The abuse that Meg receives begins to fade away as a running gag by the start of Season 14, notably in "Peter's Sister", where she notices that Peter's pro wrestler sister Karen treats Peter exactly the way Peter treats her. They bond over this with a plan to embarrass Karen at a wrestling show—which goes awry when Meg hits her with a metal folding chair instead of a breakaway one and injures Karen to the point where she ends up in a coma. In more recent seasons (From 20 onwards), she is rarely abused, if at all, with her family embracing her instead of ridiculing her.

== Reception ==

Reception of Meg Griffin's character has been mostly positive, with her being ranked number 11 on "IGN's Top 25 Family Guy Characters". However, critical reception on her character has been mixed, with most criticism headed towards how the writers handled her character. In a review for "Seahorse Seashell Party", Kevin McFarland of The A.V. Club wrote "I feel bad about Meg becoming the scapegoat. Not because she’s a good character, but because instead of tweaking and working to make her appreciated or comically valuable, Family Guy spent years going down the path of least resistance and simply joined the fan chorus of hatred. One episode of pointed, forced justification for that shift doesn’t change a thing."

In an interview, Mila Kunis stated: "Meg gets picked on a lot. But it's funny. It's like the middle child. She is constantly in the state of being an awkward 16-year-old, when you're kind of going through puberty and what-not. She's just in perpetual mode of humiliation, and it's fun."

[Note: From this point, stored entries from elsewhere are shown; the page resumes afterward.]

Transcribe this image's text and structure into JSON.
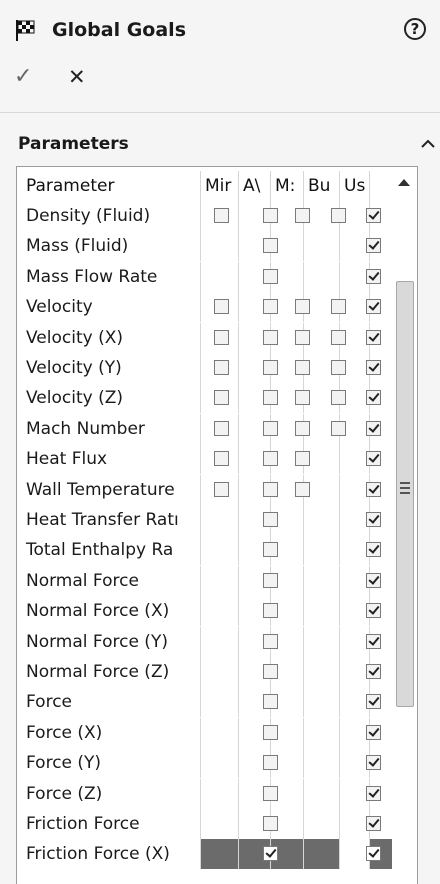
{
  "header": {
    "title": "Global Goals",
    "help": "?"
  },
  "actions": {
    "ok": "✓",
    "cancel": "✕"
  },
  "section": {
    "title": "Parameters"
  },
  "table": {
    "columns": [
      "Parameter",
      "Mir",
      "A\\",
      "M:",
      "Bu",
      "Us"
    ],
    "rows": [
      {
        "name": "Density (Fluid)",
        "min": false,
        "avg": false,
        "max": false,
        "bulk": false,
        "use": true
      },
      {
        "name": "Mass (Fluid)",
        "avg": false,
        "use": true
      },
      {
        "name": "Mass Flow Rate",
        "avg": false,
        "use": true
      },
      {
        "name": "Velocity",
        "min": false,
        "avg": false,
        "max": false,
        "bulk": false,
        "use": true
      },
      {
        "name": "Velocity (X)",
        "min": false,
        "avg": false,
        "max": false,
        "bulk": false,
        "use": true
      },
      {
        "name": "Velocity (Y)",
        "min": false,
        "avg": false,
        "max": false,
        "bulk": false,
        "use": true
      },
      {
        "name": "Velocity (Z)",
        "min": false,
        "avg": false,
        "max": false,
        "bulk": false,
        "use": true
      },
      {
        "name": "Mach Number",
        "min": false,
        "avg": false,
        "max": false,
        "bulk": false,
        "use": true
      },
      {
        "name": "Heat Flux",
        "min": false,
        "avg": false,
        "max": false,
        "use": true
      },
      {
        "name": "Wall Temperature",
        "min": false,
        "avg": false,
        "max": false,
        "use": true
      },
      {
        "name": "Heat Transfer Ratı",
        "avg": false,
        "use": true
      },
      {
        "name": "Total Enthalpy Ra",
        "avg": false,
        "use": true
      },
      {
        "name": "Normal Force",
        "avg": false,
        "use": true
      },
      {
        "name": "Normal Force (X)",
        "avg": false,
        "use": true
      },
      {
        "name": "Normal Force (Y)",
        "avg": false,
        "use": true
      },
      {
        "name": "Normal Force (Z)",
        "avg": false,
        "use": true
      },
      {
        "name": "Force",
        "avg": false,
        "use": true
      },
      {
        "name": "Force (X)",
        "avg": false,
        "use": true
      },
      {
        "name": "Force (Y)",
        "avg": false,
        "use": true
      },
      {
        "name": "Force (Z)",
        "avg": false,
        "use": true
      },
      {
        "name": "Friction Force",
        "avg": false,
        "use": true
      },
      {
        "name": "Friction Force (X)",
        "avg": true,
        "use": true,
        "selected": true
      }
    ]
  },
  "colors": {
    "selected_row": "#6b6b6b"
  }
}
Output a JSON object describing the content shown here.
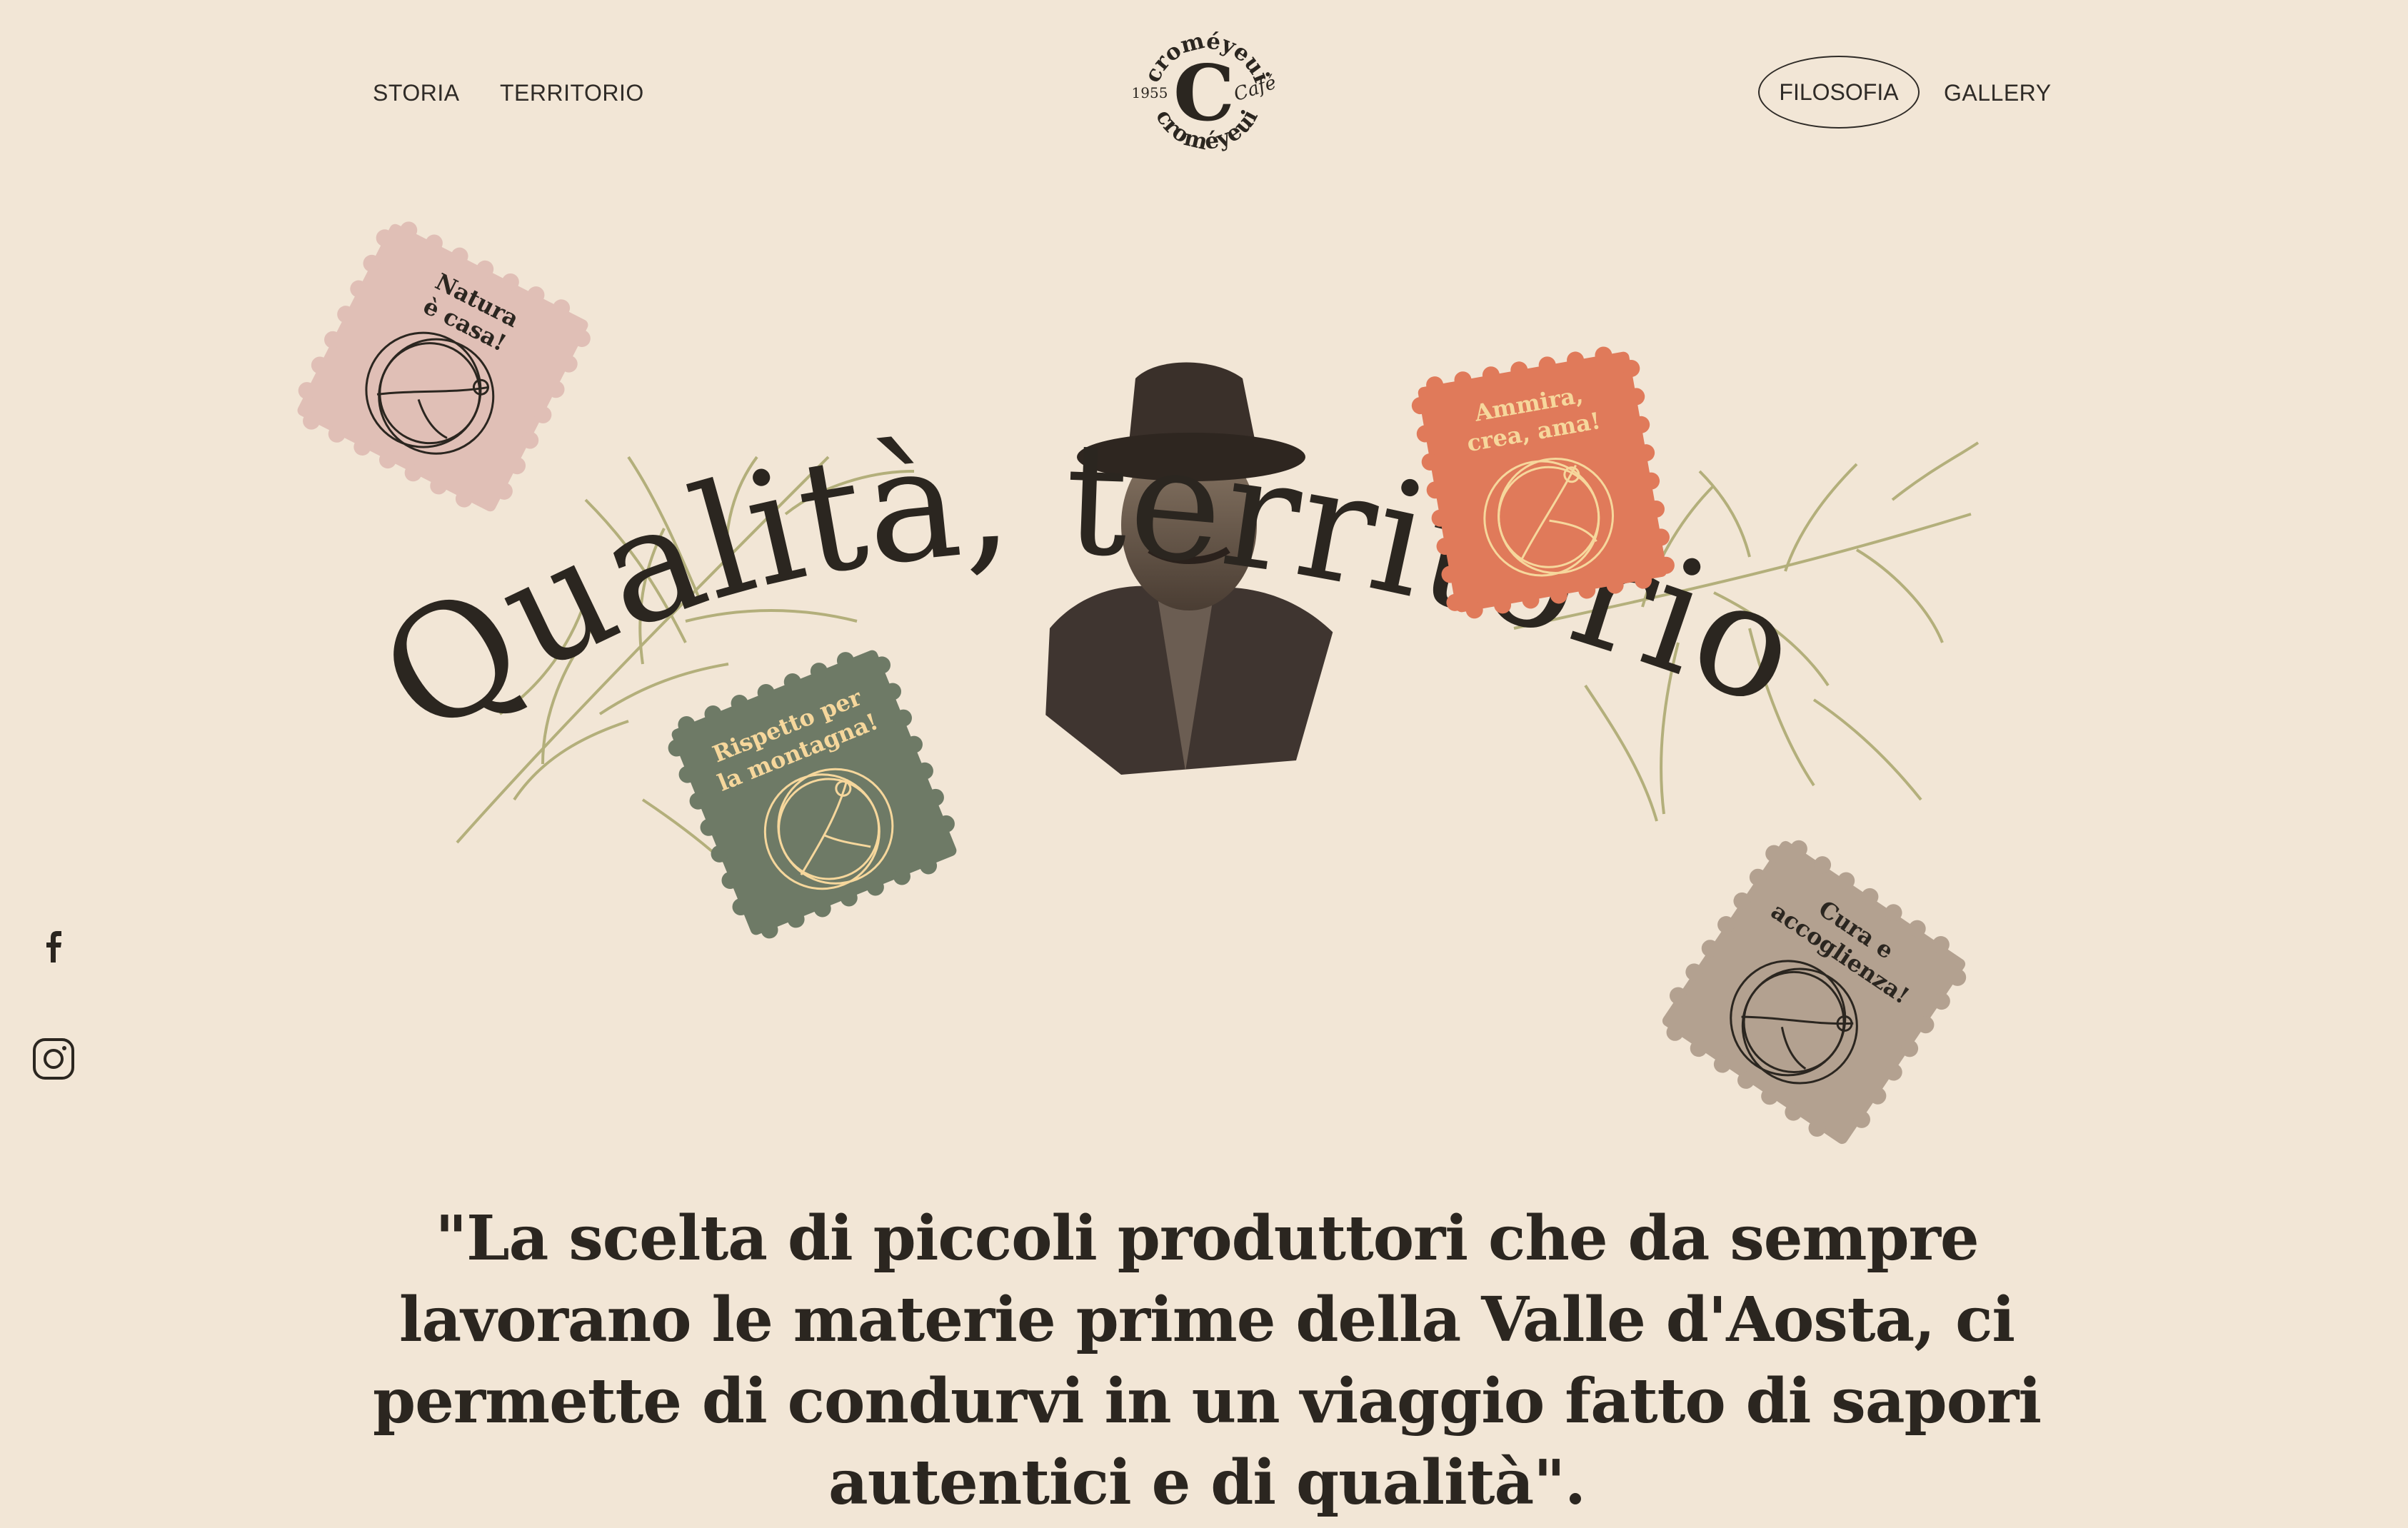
{
  "nav": {
    "left": [
      {
        "label": "STORIA"
      },
      {
        "label": "TERRITORIO"
      }
    ],
    "right": [
      {
        "label": "FILOSOFIA",
        "active": true
      },
      {
        "label": "GALLERY"
      }
    ]
  },
  "logo": {
    "brand": "croméyeui",
    "letter": "C",
    "sub": "Café",
    "year": "1955"
  },
  "hero": {
    "headline": "Qualità, territorio",
    "stamps": [
      {
        "text_line1": "Natura",
        "text_line2": "è casa!",
        "color": "#e0bfb6",
        "ink": "#2b2620"
      },
      {
        "text_line1": "Ammira,",
        "text_line2": "crea, ama!",
        "color": "#e07a5a",
        "ink": "#f6d79c"
      },
      {
        "text_line1": "Rispetto per",
        "text_line2": "la montagna!",
        "color": "#6e7a66",
        "ink": "#f6d79c"
      },
      {
        "text_line1": "Cura e",
        "text_line2": "accoglienza!",
        "color": "#b3a190",
        "ink": "#2b2620"
      }
    ],
    "colors": {
      "foliage": "#a9a66c",
      "ink": "#2b2620",
      "background": "#f2e6d6"
    }
  },
  "social": [
    {
      "icon": "facebook-icon"
    },
    {
      "icon": "instagram-icon"
    }
  ],
  "quote": {
    "text": "\"La scelta di piccoli produttori che da sempre lavorano le materie prime della Valle d'Aosta, ci permette di condurvi in un viaggio fatto di sapori autentici e di qualità\"."
  }
}
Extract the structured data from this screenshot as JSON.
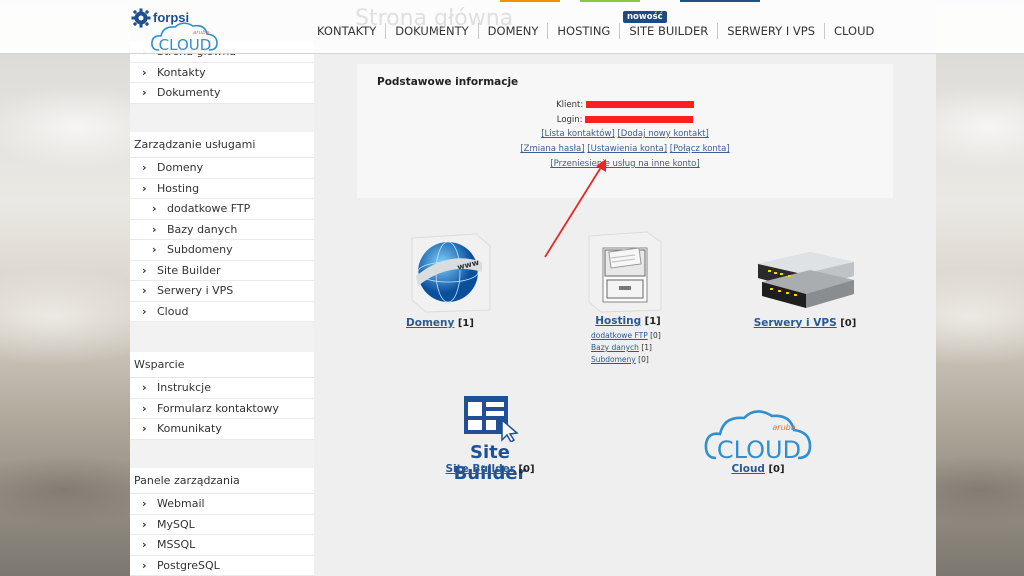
{
  "header": {
    "logo_brand": "forpsi",
    "logo_product": "CLOUD",
    "logo_sub": "aruba",
    "nav": [
      "KONTAKTY",
      "DOKUMENTY",
      "DOMENY",
      "HOSTING",
      "SITE BUILDER",
      "SERWERY I VPS",
      "CLOUD"
    ],
    "badge": "nowość",
    "faded_title": "Strona główna"
  },
  "sidebar": {
    "top_items": [
      "Strona główna",
      "Kontakty",
      "Dokumenty"
    ],
    "services_head": "Zarządzanie usługami",
    "services": [
      {
        "label": "Domeny",
        "sub": false
      },
      {
        "label": "Hosting",
        "sub": false
      },
      {
        "label": "dodatkowe FTP",
        "sub": true
      },
      {
        "label": "Bazy danych",
        "sub": true
      },
      {
        "label": "Subdomeny",
        "sub": true
      },
      {
        "label": "Site Builder",
        "sub": false
      },
      {
        "label": "Serwery i VPS",
        "sub": false
      },
      {
        "label": "Cloud",
        "sub": false
      }
    ],
    "support_head": "Wsparcie",
    "support": [
      "Instrukcje",
      "Formularz kontaktowy",
      "Komunikaty"
    ],
    "panels_head": "Panele zarządzania",
    "panels": [
      "Webmail",
      "MySQL",
      "MSSQL",
      "PostgreSQL"
    ]
  },
  "info": {
    "title": "Podstawowe informacje",
    "client_label": "Klient:",
    "login_label": "Login:",
    "links_row1": [
      "[Lista kontaktów]",
      "[Dodaj nowy kontakt]"
    ],
    "links_row2": [
      "[Zmiana hasła]",
      "[Ustawienia konta]",
      "[Połącz konta]"
    ],
    "links_row3": [
      "[Przeniesienie usług na inne konto]"
    ]
  },
  "tiles": {
    "domeny": {
      "label": "Domeny",
      "count": "[1]",
      "globe_text": "www"
    },
    "hosting": {
      "label": "Hosting",
      "count": "[1]",
      "subs": [
        {
          "label": "dodatkowe FTP",
          "count": "[0]"
        },
        {
          "label": "Bazy danych",
          "count": "[1]"
        },
        {
          "label": "Subdomeny",
          "count": "[0]"
        }
      ]
    },
    "serwery": {
      "label": "Serwery i VPS",
      "count": "[0]"
    },
    "sitebuilder": {
      "label": "Site Builder",
      "count": "[0]",
      "logo_text": "Site Builder"
    },
    "cloud": {
      "label": "Cloud",
      "count": "[0]",
      "logo_text": "CLOUD",
      "logo_sub": "aruba"
    }
  },
  "colors": {
    "brand_blue": "#1d4f91",
    "cloud_blue": "#2f8fd1",
    "link_blue": "#2a5a94",
    "annotation_red": "#e82828"
  }
}
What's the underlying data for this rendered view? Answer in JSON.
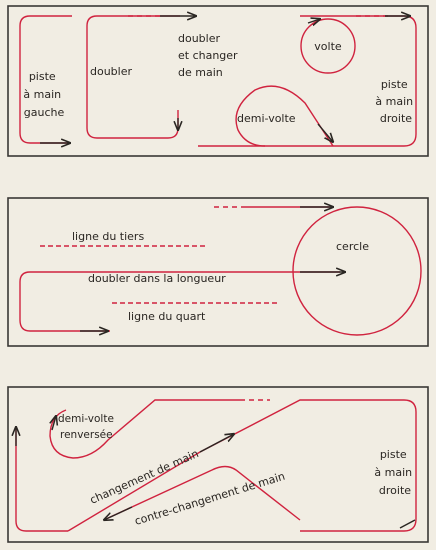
{
  "colors": {
    "paper": "#f1ede3",
    "arena_border": "#3a3835",
    "track": "#d0233f",
    "arrow": "#2a2622",
    "text": "#2a2622"
  },
  "panel1": {
    "left_track": [
      "piste",
      "à main",
      "gauche"
    ],
    "doubler": "doubler",
    "doubler_changer": [
      "doubler",
      "et changer",
      "de main"
    ],
    "volte": "volte",
    "demi_volte": "demi-volte",
    "right_track": [
      "piste",
      "à main",
      "droite"
    ]
  },
  "panel2": {
    "ligne_tiers": "ligne du tiers",
    "doubler_longueur": "doubler dans la longueur",
    "ligne_quart": "ligne du quart",
    "cercle": "cercle"
  },
  "panel3": {
    "demi_volte_renversee": [
      "demi-volte",
      "renversée"
    ],
    "changement": "changement de main",
    "contre_changement": "contre-changement de main",
    "right_track": [
      "piste",
      "à main",
      "droite"
    ]
  }
}
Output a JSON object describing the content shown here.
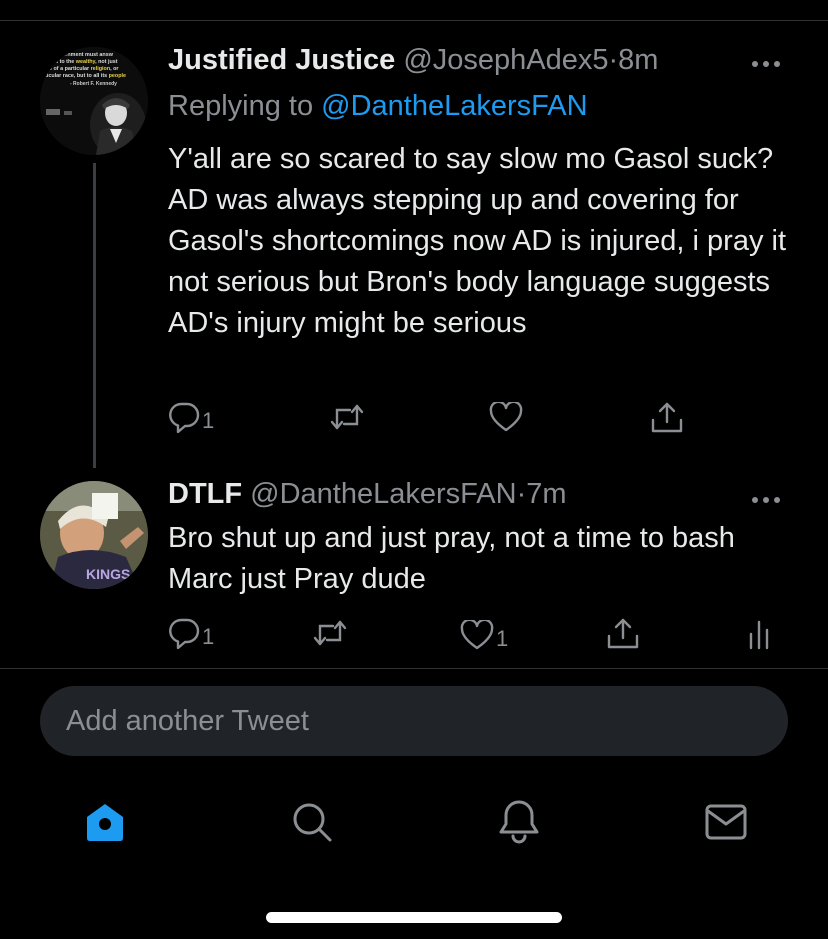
{
  "tweets": [
    {
      "name": "Justified Justice",
      "handle": "@JosephAdex5",
      "separator": "·",
      "time": "8m",
      "replying_prefix": "Replying to ",
      "replying_to": "@DantheLakersFAN",
      "text": "Y'all are so scared to say slow mo Gasol suck? AD was always stepping up and covering for Gasol's shortcomings now AD is injured, i pray it not serious but Bron's body language suggests AD's injury  might be serious",
      "reply_count": "1",
      "retweet_count": "",
      "like_count": "",
      "avatar_quote": {
        "line1": "overnment must answ",
        "line2a": "ust to the ",
        "line2b": "wealthy",
        "line2c": ", not just",
        "line3": "se of a particular ",
        "line3b": "religion",
        "line3c": ", or",
        "line4a": "rticular race, but to all its ",
        "line4b": "people",
        "line5": "- Robert F. Kennedy"
      }
    },
    {
      "name": "DTLF",
      "handle": "@DantheLakersFAN",
      "separator": "·",
      "time": "7m",
      "text": "Bro shut up and just pray, not a time to bash Marc just Pray dude",
      "reply_count": "1",
      "retweet_count": "",
      "like_count": "1"
    }
  ],
  "compose": {
    "placeholder": "Add another Tweet"
  },
  "colors": {
    "background": "#000000",
    "accent": "#1d9bf0",
    "secondary_text": "#8b8f94",
    "divider": "#2f3336"
  },
  "icons": {
    "more": "ellipsis-icon",
    "reply": "reply-icon",
    "retweet": "retweet-icon",
    "like": "heart-icon",
    "share": "share-icon",
    "analytics": "analytics-icon",
    "home": "home-icon",
    "search": "search-icon",
    "notifications": "bell-icon",
    "messages": "mail-icon"
  }
}
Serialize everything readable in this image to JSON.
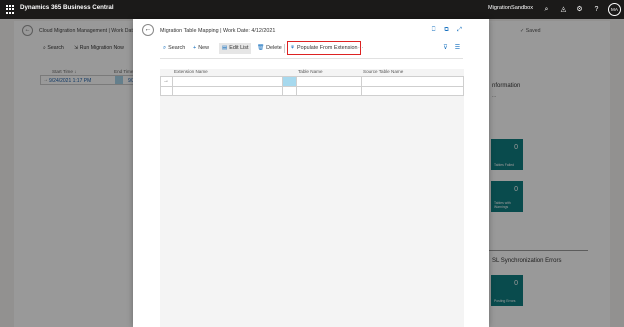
{
  "app": {
    "brand": "Dynamics 365 Business Central",
    "environment": "MigrationSandbox",
    "user_initials": "MA"
  },
  "background_page": {
    "title": "Cloud Migration Management | Work Date:",
    "saved_label": "✓ Saved",
    "toolbar": {
      "search": "Search",
      "run_migration": "Run Migration Now"
    },
    "columns": {
      "start_time": "Start Time ↓",
      "end_time": "End Time"
    },
    "row": {
      "start": "9/24/2021 1:17 PM",
      "end": "9/24/2"
    },
    "side": {
      "information": "nformation",
      "information_sub": "...",
      "tiles": [
        {
          "value": "0",
          "label": "Tables Failed"
        },
        {
          "value": "0",
          "label": "Tables with Warnings"
        }
      ],
      "errors_heading": "SL Synchronization Errors",
      "error_tile": {
        "value": "0",
        "label": "Posting Errors"
      }
    }
  },
  "dialog": {
    "title": "Migration Table Mapping | Work Date: 4/12/2021",
    "actions": {
      "search": "Search",
      "new": "New",
      "edit_list": "Edit List",
      "delete": "Delete",
      "populate": "Populate From Extension",
      "more": "···"
    },
    "columns": {
      "extension_name": "Extension Name",
      "table_name": "Table Name",
      "source_table_name": "Source Table Name"
    }
  },
  "colors": {
    "topbar": "#1b1a19",
    "accent": "#0f6cbd",
    "tile": "#0f7d80",
    "selected_cell": "#a7d9ee",
    "highlight_border": "#dd2222"
  }
}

In November 2016, when asked by Splitsider if the writers will further develop the characters of Chris and Meg in future episodes, showrunner Alec Sulkin confirmed that the series crew members are working on doing so and added that there are plans for an episode where Meg comes out as a lesbian, taking inspiration from previous instances in which she exhibited signs of lesbian characteristics, like when she joins a lesbian alliance group at school in "Brian Sings and Swings" and is identified as a "transgender man" named "Ron" in Stewie Griffin: The Untold Story, the latter which takes place in the future. However, Sulkin also noted that the plotline has not yet been finalized and thus isn't officially set to be used in an episode.